Inside the therapy gym of Bancroft NeuroRehab Resnick Center in Mount Laurel, Kyle Derrick, 26, of North Wildwood, held two fingers to his head, thinking hard, trying to jog his memory — the same memory that became impaired two years ago when he crashed the car he was driving into a tree, after he fell into a diabetic coma.
Minutes earlier on this Tuesday morning, he spread out nine cones on the floor and hid dog treats under three of them. Now, Derrick, whose lime-green mohawk was visible from under a camouflaged baseball cap, had to remember where he’d put them.
It was a game of sorts he was playing with Seamus, a good-humored, tawny 7-year-old Labrador and golden retriever mix, a Canine Assisted Therapy dog who works with the medical team, helping to untangle the roadblocks that obstruct Derrick’s memory.

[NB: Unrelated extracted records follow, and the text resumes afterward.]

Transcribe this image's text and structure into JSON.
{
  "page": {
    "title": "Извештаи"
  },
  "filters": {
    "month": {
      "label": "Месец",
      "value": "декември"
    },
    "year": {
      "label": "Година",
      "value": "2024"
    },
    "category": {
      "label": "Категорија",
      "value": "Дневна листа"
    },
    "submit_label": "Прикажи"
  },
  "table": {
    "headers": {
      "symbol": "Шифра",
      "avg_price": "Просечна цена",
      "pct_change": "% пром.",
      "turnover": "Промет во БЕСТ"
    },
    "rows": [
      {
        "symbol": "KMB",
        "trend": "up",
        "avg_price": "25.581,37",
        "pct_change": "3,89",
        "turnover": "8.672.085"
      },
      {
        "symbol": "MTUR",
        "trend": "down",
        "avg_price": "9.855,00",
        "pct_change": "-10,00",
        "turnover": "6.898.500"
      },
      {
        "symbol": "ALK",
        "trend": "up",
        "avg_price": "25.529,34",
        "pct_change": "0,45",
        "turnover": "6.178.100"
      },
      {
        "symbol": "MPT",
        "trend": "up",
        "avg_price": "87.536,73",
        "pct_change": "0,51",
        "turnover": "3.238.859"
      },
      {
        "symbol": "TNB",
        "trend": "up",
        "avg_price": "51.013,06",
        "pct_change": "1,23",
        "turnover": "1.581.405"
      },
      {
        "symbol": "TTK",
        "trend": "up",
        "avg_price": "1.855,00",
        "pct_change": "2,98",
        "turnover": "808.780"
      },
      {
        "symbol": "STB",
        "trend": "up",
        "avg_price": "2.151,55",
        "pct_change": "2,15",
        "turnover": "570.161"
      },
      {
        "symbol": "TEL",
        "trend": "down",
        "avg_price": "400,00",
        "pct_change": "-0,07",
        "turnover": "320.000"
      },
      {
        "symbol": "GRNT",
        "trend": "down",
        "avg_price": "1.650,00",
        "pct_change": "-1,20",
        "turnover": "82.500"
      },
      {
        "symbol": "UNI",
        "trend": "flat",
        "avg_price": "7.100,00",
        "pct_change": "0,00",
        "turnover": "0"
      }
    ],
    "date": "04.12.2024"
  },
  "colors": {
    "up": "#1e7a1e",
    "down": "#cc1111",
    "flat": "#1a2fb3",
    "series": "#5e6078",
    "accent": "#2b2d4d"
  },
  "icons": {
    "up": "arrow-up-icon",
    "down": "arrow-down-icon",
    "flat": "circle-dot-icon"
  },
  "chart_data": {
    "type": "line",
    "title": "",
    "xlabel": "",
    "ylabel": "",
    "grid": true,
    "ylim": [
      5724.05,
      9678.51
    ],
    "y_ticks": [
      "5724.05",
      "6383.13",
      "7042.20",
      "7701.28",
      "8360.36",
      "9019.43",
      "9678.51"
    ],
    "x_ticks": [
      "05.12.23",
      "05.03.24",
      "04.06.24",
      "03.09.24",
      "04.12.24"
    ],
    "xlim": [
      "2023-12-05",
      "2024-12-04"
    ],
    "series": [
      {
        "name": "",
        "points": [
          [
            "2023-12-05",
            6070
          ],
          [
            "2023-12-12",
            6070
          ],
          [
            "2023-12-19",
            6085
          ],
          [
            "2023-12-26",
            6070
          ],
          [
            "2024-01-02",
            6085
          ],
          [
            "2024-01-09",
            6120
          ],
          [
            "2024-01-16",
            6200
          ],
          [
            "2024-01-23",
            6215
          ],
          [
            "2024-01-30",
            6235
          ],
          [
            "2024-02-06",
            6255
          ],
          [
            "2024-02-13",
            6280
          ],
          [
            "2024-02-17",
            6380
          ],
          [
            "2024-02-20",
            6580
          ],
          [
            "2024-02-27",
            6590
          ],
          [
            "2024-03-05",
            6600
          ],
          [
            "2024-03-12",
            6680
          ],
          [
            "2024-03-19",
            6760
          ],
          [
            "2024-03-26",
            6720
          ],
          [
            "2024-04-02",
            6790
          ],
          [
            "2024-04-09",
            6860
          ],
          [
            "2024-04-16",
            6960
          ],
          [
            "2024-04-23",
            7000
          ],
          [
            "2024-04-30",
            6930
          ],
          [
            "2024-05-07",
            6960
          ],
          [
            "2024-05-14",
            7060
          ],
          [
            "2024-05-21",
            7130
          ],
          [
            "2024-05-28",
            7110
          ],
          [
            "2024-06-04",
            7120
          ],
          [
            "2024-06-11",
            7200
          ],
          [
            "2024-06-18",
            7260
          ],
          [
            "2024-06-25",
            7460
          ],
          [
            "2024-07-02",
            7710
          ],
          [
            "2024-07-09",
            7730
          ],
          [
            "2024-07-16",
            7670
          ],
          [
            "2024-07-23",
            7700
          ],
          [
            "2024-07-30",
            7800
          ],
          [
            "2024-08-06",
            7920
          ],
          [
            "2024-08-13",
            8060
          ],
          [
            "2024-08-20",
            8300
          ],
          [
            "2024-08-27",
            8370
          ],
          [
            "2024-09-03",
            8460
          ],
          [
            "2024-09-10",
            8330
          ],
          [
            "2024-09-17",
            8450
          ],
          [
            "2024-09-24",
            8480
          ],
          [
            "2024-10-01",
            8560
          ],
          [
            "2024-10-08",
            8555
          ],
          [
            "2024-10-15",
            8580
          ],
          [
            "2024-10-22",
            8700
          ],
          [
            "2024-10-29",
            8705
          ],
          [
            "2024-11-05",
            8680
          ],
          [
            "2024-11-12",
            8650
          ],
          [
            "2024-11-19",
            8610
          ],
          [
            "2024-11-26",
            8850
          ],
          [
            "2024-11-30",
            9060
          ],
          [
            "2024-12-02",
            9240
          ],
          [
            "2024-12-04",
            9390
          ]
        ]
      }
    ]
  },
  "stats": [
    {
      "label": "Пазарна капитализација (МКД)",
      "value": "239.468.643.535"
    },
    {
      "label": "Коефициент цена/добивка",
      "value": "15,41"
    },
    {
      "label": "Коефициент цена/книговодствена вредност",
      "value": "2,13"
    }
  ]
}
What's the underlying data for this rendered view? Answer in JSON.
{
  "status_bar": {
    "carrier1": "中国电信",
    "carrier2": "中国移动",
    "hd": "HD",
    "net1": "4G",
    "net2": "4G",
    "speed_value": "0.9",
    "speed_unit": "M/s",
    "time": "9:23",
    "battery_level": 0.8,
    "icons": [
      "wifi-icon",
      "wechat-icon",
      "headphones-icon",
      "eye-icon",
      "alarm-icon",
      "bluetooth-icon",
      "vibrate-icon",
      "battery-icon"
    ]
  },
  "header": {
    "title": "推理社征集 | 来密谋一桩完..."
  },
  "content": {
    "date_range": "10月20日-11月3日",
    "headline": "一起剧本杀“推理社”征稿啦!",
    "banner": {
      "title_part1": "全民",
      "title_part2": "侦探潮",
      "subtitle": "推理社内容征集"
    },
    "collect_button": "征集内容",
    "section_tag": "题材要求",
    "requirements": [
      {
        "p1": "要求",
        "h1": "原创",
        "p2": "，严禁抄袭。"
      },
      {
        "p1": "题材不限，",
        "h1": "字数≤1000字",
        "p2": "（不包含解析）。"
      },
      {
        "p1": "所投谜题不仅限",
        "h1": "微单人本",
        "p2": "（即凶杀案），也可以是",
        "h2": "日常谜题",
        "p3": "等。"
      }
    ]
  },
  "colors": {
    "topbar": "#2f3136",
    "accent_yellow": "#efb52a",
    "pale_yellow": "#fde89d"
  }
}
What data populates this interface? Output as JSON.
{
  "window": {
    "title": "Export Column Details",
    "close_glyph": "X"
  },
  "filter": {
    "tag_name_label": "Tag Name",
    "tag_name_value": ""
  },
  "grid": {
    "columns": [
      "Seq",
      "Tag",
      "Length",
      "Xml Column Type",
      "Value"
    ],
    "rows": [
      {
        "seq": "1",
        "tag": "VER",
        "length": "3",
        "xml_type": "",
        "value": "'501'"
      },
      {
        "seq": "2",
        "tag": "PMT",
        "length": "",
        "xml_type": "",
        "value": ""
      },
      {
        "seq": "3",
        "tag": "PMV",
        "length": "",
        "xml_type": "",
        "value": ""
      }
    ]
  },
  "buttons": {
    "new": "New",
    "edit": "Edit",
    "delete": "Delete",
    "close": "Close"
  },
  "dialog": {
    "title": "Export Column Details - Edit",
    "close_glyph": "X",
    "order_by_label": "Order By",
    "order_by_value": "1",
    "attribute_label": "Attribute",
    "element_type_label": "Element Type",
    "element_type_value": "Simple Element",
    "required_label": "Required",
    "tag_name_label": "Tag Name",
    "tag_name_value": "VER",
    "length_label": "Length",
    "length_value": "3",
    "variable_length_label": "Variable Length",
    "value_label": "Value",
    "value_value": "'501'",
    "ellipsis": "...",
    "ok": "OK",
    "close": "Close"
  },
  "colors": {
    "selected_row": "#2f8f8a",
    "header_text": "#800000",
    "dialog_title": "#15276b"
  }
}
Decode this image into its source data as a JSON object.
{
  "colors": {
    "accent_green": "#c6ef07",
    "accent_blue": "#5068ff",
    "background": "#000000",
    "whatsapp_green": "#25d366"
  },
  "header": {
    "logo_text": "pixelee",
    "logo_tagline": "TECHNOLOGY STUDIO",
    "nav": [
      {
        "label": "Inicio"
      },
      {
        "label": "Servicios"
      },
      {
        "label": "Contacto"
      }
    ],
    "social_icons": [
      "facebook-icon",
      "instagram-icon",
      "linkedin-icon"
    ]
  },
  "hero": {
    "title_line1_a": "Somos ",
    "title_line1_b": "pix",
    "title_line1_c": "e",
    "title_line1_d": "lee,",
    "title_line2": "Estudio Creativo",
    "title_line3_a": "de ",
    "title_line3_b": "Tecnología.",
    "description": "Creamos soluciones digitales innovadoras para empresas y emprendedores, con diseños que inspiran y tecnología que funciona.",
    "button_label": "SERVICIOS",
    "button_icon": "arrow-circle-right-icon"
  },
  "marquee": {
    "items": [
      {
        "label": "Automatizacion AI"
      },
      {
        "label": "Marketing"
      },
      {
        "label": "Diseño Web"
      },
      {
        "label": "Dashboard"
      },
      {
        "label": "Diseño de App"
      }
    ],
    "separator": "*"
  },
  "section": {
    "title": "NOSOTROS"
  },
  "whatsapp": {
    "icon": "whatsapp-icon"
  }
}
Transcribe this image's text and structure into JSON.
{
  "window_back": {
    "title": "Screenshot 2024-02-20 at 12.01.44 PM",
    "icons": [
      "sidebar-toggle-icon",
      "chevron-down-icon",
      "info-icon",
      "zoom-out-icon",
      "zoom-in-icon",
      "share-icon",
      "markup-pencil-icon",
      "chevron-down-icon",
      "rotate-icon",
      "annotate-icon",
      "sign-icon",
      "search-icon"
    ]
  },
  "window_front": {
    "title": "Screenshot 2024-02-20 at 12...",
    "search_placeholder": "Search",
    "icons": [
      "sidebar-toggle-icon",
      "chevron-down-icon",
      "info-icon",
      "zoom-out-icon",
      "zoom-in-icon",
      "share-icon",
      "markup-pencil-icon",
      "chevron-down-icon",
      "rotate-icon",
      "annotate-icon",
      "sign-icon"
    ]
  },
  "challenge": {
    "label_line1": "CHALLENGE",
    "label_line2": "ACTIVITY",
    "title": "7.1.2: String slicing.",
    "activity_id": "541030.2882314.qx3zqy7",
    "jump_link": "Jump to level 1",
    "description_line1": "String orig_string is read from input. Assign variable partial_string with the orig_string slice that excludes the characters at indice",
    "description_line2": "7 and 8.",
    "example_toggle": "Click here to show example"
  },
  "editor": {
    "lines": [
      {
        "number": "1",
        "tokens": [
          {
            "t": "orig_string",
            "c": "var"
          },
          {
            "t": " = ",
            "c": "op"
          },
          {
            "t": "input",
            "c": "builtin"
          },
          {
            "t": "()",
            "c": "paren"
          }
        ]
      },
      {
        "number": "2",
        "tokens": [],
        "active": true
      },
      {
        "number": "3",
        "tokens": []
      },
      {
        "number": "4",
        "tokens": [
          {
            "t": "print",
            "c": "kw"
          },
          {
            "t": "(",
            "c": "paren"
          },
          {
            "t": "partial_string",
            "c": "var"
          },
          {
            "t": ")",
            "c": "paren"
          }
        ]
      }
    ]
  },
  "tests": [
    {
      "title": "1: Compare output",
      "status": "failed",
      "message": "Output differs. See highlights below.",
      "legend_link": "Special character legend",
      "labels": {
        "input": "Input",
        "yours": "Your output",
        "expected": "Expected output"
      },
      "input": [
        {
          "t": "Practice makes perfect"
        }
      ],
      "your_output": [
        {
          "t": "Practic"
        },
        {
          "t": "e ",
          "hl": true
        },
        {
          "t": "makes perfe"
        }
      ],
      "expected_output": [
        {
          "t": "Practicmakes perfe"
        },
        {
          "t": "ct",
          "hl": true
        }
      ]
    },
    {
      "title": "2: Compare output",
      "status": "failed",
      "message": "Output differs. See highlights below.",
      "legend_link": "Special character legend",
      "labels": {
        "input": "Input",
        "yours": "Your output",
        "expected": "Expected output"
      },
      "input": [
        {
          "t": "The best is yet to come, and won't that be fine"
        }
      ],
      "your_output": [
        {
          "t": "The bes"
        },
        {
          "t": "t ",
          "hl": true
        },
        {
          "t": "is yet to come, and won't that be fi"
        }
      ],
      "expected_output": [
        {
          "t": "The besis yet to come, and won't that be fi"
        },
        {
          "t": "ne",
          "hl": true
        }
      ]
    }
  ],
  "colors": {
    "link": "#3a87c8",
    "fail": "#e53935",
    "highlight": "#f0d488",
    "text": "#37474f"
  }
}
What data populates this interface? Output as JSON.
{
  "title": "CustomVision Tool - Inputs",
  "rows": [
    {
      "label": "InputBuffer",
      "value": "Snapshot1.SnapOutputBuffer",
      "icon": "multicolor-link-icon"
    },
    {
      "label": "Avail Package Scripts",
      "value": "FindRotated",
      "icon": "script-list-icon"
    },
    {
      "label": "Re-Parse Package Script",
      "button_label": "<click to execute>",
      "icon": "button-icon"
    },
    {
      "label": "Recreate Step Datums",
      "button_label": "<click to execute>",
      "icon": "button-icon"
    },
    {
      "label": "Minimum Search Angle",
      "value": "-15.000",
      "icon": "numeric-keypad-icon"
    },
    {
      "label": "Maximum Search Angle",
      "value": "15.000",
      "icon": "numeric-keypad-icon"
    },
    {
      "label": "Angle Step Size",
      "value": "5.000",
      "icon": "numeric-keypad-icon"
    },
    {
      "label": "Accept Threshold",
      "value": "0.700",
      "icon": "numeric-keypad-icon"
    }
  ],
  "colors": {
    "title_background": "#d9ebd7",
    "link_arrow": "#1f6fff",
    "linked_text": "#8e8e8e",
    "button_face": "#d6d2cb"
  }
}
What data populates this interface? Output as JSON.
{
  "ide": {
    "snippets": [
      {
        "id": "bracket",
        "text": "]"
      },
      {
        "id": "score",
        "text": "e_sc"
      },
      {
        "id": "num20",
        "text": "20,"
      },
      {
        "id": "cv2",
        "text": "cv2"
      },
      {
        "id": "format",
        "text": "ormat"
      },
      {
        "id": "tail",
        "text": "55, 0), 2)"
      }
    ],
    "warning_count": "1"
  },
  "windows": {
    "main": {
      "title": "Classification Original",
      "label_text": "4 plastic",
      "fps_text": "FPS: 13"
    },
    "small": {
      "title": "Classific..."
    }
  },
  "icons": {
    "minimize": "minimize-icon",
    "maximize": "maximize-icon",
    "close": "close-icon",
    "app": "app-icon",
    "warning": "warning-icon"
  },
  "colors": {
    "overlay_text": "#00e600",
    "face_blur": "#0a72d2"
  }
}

“I think he saw where I put them and is going to cheat,” said Derrick, swaying lightly. But Seamus, who’s trained in 40 commands, just waited patiently. After a few attempts, Derrick, who worked as a car mechanic before his accident, found the treats and fed them to an overjoyed Seamus.
As the morning progressed, Seamus worked further with Derrick. Seamus opened and closed a drawer when Derrick instructed. The two played tug of war to help with Derrick's equilibrium and balance. And later, after Derrick instructed him to fetch his lease, the pair went for a walk around the premises.
In the sunny and airy facility, it didn’t matter so much to those watching if Derrick mastered each task because something else shone brighter on the young man’s face: the big dog, whose encoded DNA is to please humans, made Derrick feel accomplished in whatever he was doing. “It is fun to be with him,” Derrick said with a smile.